Astronomers across the ages have looked up to the skies and marveled at eclipses.
Using different numerical systems, the Aztecs and the Mayans observed eclipses and could predict with precision when the next one would occur. In fact, they could have predicted Monday’s solar eclipse with small margins of error, experts say.
Anthony Aveni is a retired professor from Colgate University and author of many books on archaeoastronomy, including “In the Shadow of the Moon: The Science, Magic, and Mystery of Solar Eclipses.” According to Aveni, the Aztecs used to say they designed the founding of the city of Tenochtitlán — where modern-day Mexico City now sits — to coincide with an eclipse in 1325.
“It’s a way of saying, ‘That’s when our empire began,’ connect that with the beginning. (It’s) probably not true,” he said, but saying the city’s foundation coincided with an eclipse helped give it more importance.
The Aztecs registered many eclipses, and it’s possible their calendar stone depicts the death of the sun god Tonatiuh at the hands of an eclipse monster, said Susan Milbrath, curator emeritus of the Museum of Natural history in Florida, in a recent New York Times special section about eclipses.
The Mayans also left a record of their astronomical knowledge in books known as codices, especially in the Dresden Codex.
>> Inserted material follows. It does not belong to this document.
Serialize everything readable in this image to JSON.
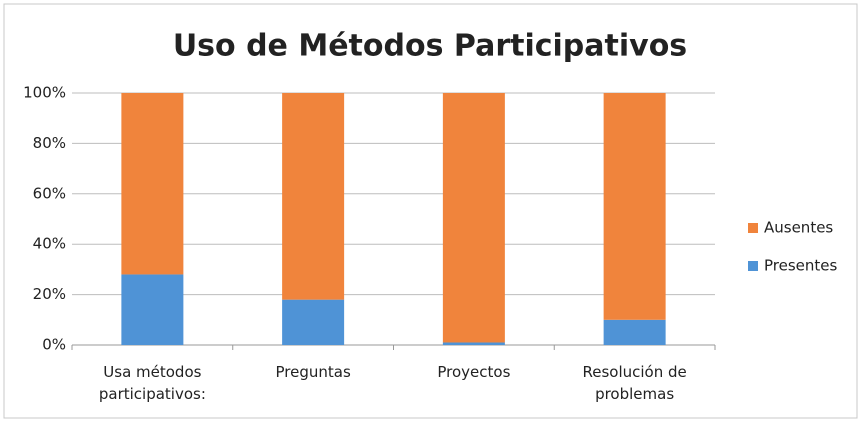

The book now resides in Germany and is one of only four codices to survive Spanish colonial officials’ burning of the books, Aveni said.
This codex has a famous chart of eclipses that suggests the Mayans “were watching the sky every bit as carefully as the Babylonians,” who might have been the first to keep a record of a total solar eclipse, Aveni said.
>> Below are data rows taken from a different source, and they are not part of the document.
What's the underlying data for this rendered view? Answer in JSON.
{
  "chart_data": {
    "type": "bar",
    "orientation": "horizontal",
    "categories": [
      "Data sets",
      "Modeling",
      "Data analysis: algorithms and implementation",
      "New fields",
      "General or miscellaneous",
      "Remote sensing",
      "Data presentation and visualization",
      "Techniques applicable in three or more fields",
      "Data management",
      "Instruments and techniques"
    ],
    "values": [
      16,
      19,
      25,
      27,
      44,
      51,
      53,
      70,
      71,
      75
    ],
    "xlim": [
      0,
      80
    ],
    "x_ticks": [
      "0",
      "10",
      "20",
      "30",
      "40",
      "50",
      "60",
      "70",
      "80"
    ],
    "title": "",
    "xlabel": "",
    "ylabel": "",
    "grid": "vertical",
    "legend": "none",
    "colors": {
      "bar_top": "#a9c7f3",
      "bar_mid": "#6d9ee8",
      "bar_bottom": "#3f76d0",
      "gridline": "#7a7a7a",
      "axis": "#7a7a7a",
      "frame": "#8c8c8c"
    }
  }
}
Religion, everyday life and science were deeply connected for the Mayans, who used a vigesimal — or 20-based — numerical system for their calculations. Instead of seven days, for instance, the Mayan week had 20, which corresponded to the number of fingers and toes a person has. They used this system to calculate everything from child gestation to the movement of celestial bodies.
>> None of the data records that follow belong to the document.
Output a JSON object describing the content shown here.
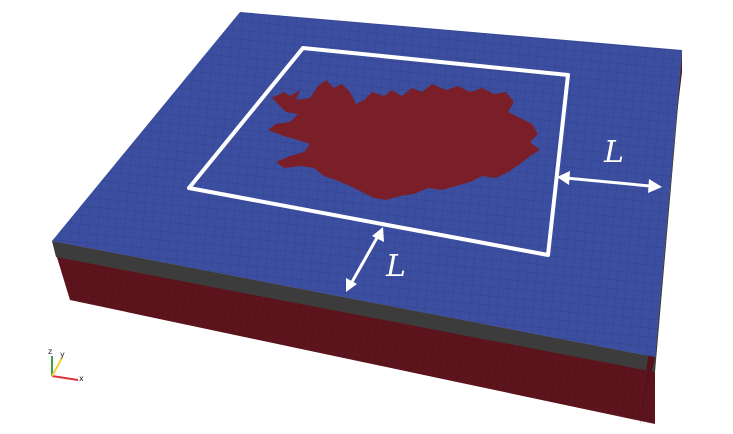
{
  "scene": {
    "dimension_labels": {
      "right": "L",
      "front": "L"
    },
    "axes": {
      "x": "x",
      "y": "y",
      "z": "z"
    },
    "colors": {
      "ocean_top": "#3c4ea0",
      "land": "#7a1f28",
      "side_wall": "#5e141c",
      "layer_band": "#3c3c3c",
      "frame": "#ffffff",
      "axis_x": "#d9343a",
      "axis_y": "#f0d23a",
      "axis_z": "#3aa14a"
    }
  }
}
This is an example of “scientific cultural diversity,” Aveni said. “The Mayans had this religious, ritual dictate that any cycle in heaven had to fit perfectly with the cycles of the human body, and other cycles that we don’t pay attention to.”
The Mayans were way ahead of their time, Aveni said, and “we tend to put them down, to say it’s superstition, but they were doing things quite comparable to what we say we know about eclipses.”
Something most of us can agree on, Aveni said, is that when watching an eclipse, “we all stop what we’re doing, we see something unusual … and we remember that we all did it at the same time.”
“It unifies cultures,” he said.
Watching the eclipse in Central Texas
Monday’s solar eclipse, dubbed the Great American Eclipse, will be seen from Oregon’s coast near Salem to Charleston, S.C. The next one in the U.S. will not occur until April 8, 2024, when one is expected to start in Mexico, passing through Texas and Maine, and reaching Canada.
Austin will only get to view a partial eclipse Monday.